Jaguar recently announced that it is ending UK sales of all its current vehicles. It is preparing to launch a totally new line-up of high-end luxury electric models. F-Pace production is continuing for other markets in the meantime.
The images reveal a large low slung saloon with a long bonnet and cab rearward stance. That’s in marked contrast to the SUVs and sedans that recently ended production. Dimensions appear similar to those of the large electric saloon Jaguar was working on but axed in 2021. However, this newcomer bears no other similarities to that vehicle.
A bluff front end contrasts with the curvy style of old. There look to be long slim headlights, evidently comprising a group of LED strips. No rear shots are to hand. However, there seem to be pronounced haunches, a wide wheelbase and a tapering coupe-style roofline. Electric Jaguars will feature an all-new face with a mock ‘grille’ and a novel Jaguar badge. At the rear, it is thought there will be no screen and a digital rear view mirror instead.

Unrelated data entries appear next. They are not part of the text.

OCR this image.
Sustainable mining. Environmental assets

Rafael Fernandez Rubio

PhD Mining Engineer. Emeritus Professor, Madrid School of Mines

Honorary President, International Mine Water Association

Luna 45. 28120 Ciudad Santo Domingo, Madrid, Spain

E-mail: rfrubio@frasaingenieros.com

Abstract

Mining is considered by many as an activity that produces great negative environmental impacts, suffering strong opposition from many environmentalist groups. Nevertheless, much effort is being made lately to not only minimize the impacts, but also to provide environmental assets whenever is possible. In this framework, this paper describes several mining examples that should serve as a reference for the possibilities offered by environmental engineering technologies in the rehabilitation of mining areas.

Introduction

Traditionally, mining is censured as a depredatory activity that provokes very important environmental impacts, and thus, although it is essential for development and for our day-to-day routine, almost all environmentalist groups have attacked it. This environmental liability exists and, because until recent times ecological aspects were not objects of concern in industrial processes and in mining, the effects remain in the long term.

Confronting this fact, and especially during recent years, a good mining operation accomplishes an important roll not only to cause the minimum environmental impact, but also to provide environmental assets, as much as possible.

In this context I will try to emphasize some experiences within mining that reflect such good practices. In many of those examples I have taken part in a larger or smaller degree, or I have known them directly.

Jaguar is being secretive about the interior but it is expected to be minimalist with a widescreen format up front. Rear seat refinement is evidently a focal point, with screens on the backs of the front seats, charging ports and the like. No doubt this is a tilt to the Chinese market.
The four-door GT will be the first car to utilise Jaguar’s new Electric Architecture (JEA). The electric platform will form the basis of three new models in the brand’s upward move to a luxury high-end electric car maker.
This new car will likely be built at JLR’s Solihull plant, have power exceeding 430kW and a range in excess of 650km. A “Design Vision Concept” car previewing this new GT and others in the line-up is evidently unveiling at Miami Art Week in a little over a fortnight.
JLR CEO, Adrian Mardell, commented that the next phase in the transformation of Jaguar will “be incredible, jaw-dropping and copy nothing”.
He added that he has “never been more confident in Jaguar in the past 25 years, in what Jaguar needs to be, the client base it needs to seek and what it needs in order to be successful”.
Following the GT, Jaguar is thought to be working on a sportier, lower riding, more aerodynamic four-door model. And then it is thought the requisite SUV will debut in 2027.